You loved me intensely. Maybe you loved me too much. When we were together, we didn’t do drugs, other than a couple of Xanax here and there because we loved the calm feeling we’d get after taking them; we were always running on a higher energy level than everyone else, almost in a manic state of mind, when we were together. We didn’t even drink that much except for when we were with friends and wanted to be “cool”. Maybe that’s why it took me by surprise when I found out that you had dove head-first into the drug world, almost immediately after we broke up.

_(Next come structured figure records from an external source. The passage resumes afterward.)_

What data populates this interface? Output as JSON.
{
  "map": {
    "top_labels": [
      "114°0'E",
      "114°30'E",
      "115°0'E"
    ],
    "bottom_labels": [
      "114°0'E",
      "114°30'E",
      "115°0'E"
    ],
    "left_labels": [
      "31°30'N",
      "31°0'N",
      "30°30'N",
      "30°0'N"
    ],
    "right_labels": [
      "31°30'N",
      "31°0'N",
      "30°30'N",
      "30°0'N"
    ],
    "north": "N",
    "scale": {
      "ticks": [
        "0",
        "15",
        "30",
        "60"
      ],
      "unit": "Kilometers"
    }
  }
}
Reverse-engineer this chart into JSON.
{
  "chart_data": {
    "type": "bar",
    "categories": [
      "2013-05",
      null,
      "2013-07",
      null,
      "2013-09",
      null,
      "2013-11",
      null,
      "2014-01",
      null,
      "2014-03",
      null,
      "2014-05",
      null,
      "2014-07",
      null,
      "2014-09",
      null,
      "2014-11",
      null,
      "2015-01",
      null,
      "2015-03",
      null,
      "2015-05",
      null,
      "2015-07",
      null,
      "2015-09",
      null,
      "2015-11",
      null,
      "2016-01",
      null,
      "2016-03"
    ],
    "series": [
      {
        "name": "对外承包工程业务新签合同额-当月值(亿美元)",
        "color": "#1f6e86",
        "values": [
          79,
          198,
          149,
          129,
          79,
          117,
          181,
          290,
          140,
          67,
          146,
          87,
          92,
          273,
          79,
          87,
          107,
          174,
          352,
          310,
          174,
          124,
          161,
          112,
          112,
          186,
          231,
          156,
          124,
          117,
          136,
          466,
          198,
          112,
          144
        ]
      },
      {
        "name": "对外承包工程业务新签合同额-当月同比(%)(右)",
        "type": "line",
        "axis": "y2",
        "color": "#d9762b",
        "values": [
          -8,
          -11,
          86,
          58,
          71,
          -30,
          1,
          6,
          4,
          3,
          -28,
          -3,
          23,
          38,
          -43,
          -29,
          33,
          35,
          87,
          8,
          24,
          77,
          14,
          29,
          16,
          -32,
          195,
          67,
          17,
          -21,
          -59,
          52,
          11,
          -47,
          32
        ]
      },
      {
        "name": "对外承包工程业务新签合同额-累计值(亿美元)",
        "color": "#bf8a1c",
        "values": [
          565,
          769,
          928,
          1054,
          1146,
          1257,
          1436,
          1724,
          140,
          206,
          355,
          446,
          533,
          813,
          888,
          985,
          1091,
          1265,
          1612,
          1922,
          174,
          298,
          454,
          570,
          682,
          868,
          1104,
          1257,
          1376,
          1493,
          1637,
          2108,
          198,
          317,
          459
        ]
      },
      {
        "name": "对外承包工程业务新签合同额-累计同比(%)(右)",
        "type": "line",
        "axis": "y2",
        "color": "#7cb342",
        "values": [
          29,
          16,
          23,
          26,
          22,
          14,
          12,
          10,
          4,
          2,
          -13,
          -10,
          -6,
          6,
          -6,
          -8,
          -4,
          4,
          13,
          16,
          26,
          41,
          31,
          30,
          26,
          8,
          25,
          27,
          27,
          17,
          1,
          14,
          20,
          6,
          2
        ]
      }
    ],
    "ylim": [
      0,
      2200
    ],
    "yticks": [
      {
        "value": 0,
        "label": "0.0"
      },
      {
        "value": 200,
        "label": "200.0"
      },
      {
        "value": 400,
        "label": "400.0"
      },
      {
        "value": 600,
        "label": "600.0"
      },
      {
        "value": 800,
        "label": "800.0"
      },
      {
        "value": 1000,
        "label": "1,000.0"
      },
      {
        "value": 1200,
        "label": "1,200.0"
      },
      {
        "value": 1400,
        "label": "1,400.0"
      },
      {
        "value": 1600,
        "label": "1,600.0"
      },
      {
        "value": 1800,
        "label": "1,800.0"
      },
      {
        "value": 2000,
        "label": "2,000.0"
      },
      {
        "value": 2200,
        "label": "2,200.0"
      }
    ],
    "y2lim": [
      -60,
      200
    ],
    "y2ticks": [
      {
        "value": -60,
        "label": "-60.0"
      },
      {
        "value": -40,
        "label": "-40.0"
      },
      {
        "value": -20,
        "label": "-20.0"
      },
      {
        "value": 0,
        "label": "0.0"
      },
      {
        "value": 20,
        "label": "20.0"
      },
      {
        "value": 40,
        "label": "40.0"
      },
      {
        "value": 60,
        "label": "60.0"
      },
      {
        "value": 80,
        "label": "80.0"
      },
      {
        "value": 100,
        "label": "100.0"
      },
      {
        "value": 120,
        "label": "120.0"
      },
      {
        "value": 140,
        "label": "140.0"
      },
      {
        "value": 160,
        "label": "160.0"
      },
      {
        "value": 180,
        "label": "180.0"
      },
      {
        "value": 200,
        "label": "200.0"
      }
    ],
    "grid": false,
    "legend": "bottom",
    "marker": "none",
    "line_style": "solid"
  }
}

I realize now that you were only trying to get back that feeling; the feeling that only I could provide for you, and vice versa. I remember the sleepless nights and the emptiness I felt in your absence, when I finally pushed you far enough away. I know that feeling of wanting the “high” again. I understand that even though we didn’t smoke weed or snort crack or drink until we felt invincible, we were on drugs. We had an addiction, on the verge of obsession with one another, and didn’t even realize it. You were mine, and I was yours. When I finally kicked the habit and forced you to do the same, you had to find something else to fill that void. 

“You’re my heroin.”

The same sentence, two completely different meanings. Which one did you mean, my love? I was trying to save you, while in turn trying to save myself. I know that in the end, I could have never saved you. Saving you meant that I would have to love you again, but you are no longer that 18-year-old boy from down the street, nor am I the 16-year-old girl-next-door. 

Was I your Heroine? Did I help you grow into a decent and loving man, no longer jaded and scarred? Or was I your crippling addiction? Your heroin? Was I your gateway drug that led you down the destructive path that you continued to travel even after I left you for good?

I guess I will never know, as that was the last night we ever spent together. I hope that I was your Heroine. I wanted so badly to save you from yourself.